ギャラリーヤマネでは安定して居心地がよく、好きなアートに存分に触れられる環境で、当時はなにも不満はありませんでした。

ですが、いったん離れてみると、自分がいくつかの違和感を持っていることに気がつかされました。

取り扱い作品が高額すぎて、まだ20代だった私にとって、業界全体の商いが何か身近に感じられていませんでした。自分とは経済観念が異なるお金持ちばかりと関わる商売という印象です。自ら高額の作品を責任を持ってお客様に提案し、販売ができるとは思えていませんでした。

また、主軸がセカンダリーだったため、同世代のアーティストと出会う機会は、仕事を通じてはほとんどなかったことにも、違和感がありました。たぶん、私はもっと知りたかったのです。同世代のアーティストが何を考え、どんな生活をしていて、どんな想いで作品を作り続けているのか。

自分自身でその思いに気づけていたら、当時からいくらでもチャンスはあったのでしょうが、安穏と居心地のよい環境で好きな仕事と好きな勉強をしていた私には、そうした自らの好奇心に気づき行動に移すアグレッシブさも持ち合わせていなかったのです。

この先もアートの仕事をしたいと考えていました。

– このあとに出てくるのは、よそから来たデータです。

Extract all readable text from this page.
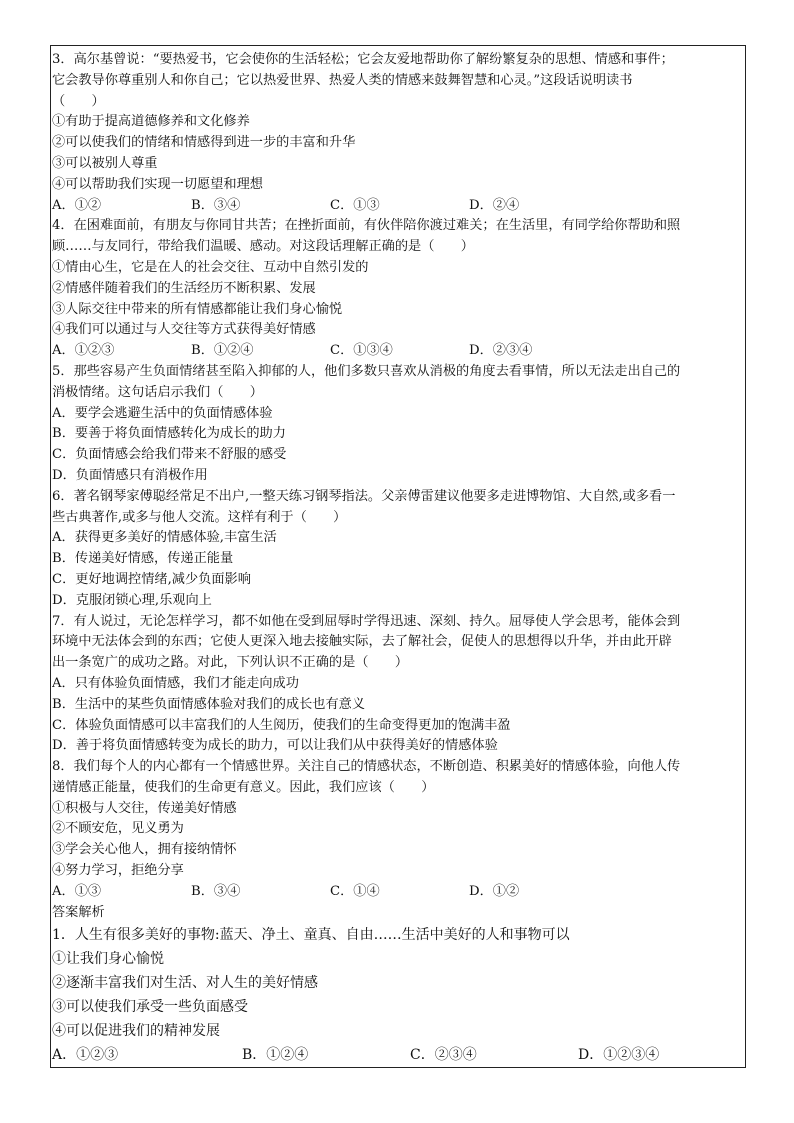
3．高尔基曾说：“要热爱书，它会使你的生活轻松；它会友爱地帮助你了解纷繁复杂的思想、情感和事件；
它会教导你尊重别人和你自己；它以热爱世界、热爱人类的情感来鼓舞智慧和心灵。”这段话说明读书
（　　）
①有助于提高道德修养和文化修养
②可以使我们的情绪和情感得到进一步的丰富和升华
③可以被别人尊重
④可以帮助我们实现一切愿望和理想
A．①②	B．③④	C．①③	D．②④
4．在困难面前，有朋友与你同甘共苦；在挫折面前，有伙伴陪你渡过难关；在生活里，有同学给你帮助和照
顾……与友同行，带给我们温暖、感动。对这段话理解正确的是（　　）
①情由心生，它是在人的社会交往、互动中自然引发的
②情感伴随着我们的生活经历不断积累、发展
③人际交往中带来的所有情感都能让我们身心愉悦
④我们可以通过与人交往等方式获得美好情感
A．①②③	B．①②④	C．①③④	D．②③④
5．那些容易产生负面情绪甚至陷入抑郁的人，他们多数只喜欢从消极的角度去看事情，所以无法走出自己的
消极情绪。这句话启示我们（　　）
A．要学会逃避生活中的负面情感体验
B．要善于将负面情感转化为成长的助力
C．负面情感会给我们带来不舒服的感受
D．负面情感只有消极作用
6．著名钢琴家傅聪经常足不出户,一整天练习钢琴指法。父亲傅雷建议他要多走进博物馆、大自然,或多看一
些古典著作,或多与他人交流。这样有利于（　　）
A．获得更多美好的情感体验,丰富生活
B．传递美好情感，传递正能量
C．更好地调控情绪,减少负面影响
D．克服闭锁心理,乐观向上
7．有人说过，无论怎样学习，都不如他在受到屈辱时学得迅速、深刻、持久。屈辱使人学会思考，能体会到
环境中无法体会到的东西；它使人更深入地去接触实际，去了解社会，促使人的思想得以升华，并由此开辟
出一条宽广的成功之路。对此，下列认识不正确的是（　　）
A．只有体验负面情感，我们才能走向成功
B．生活中的某些负面情感体验对我们的成长也有意义
C．体验负面情感可以丰富我们的人生阅历，使我们的生命变得更加的饱满丰盈
D．善于将负面情感转变为成长的助力，可以让我们从中获得美好的情感体验
8．我们每个人的内心都有一个情感世界。关注自己的情感状态，不断创造、积累美好的情感体验，向他人传
递情感正能量，使我们的生命更有意义。因此，我们应该（　　）
①积极与人交往，传递美好情感
②不顾安危，见义勇为
③学会关心他人，拥有接纳情怀
④努力学习，拒绝分享
A．①③	B．③④	C．①④	D．①②
答案解析
1．人生有很多美好的事物:蓝天、净土、童真、自由……生活中美好的人和事物可以
①让我们身心愉悦
②逐渐丰富我们对生活、对人生的美好情感
③可以使我们承受一些负面感受
④可以促进我们的精神发展
A．①②③	B．①②④	C．②③④	D．①②③④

ですが、どんな仕事を、どこで、どんなふうに、誰と一緒にしたいのか。職を失ってからもなお、ふわふわとしか考えられていませんでした。

職探しの日々

大学では学芸員課程を履修していました。大学の先生方や、実習先の職員さんが勧めてくれるので、学芸員を目指してみることにしました。いくつか学芸員試験を受けてみましたが、試験会場に集まる受験者は優秀そうな人ばかり。いわゆる「お勉強」が苦手な自分が受かる気が全くしません。そもそも、自分の中に学芸員になろうという気持ちや憧れが少なかったのです。

食っていくために、アート業界でなくてもよいから、とにかく何か仕事に就こうと面接に行くものの、「学芸員試験が受かったら辞めます」と、面接でもアートの仕事を諦めない私に、採用側もなんだか消化不良な顔をします。採用いただいた仕事でも、なんだかんだと理由をつけて断ってしまっていました。腹が据わっていない人間は迷惑でしかありませんね。

そうこうしているうちに、一人暮らしがままならなくなり、実家に戻ります。知人を通じて話があったフリーペーパーの制作の仕事を手がけはじめ、少し生活が安定してきました。その頃、ある現代アート施設の仕事の募集を目にしました。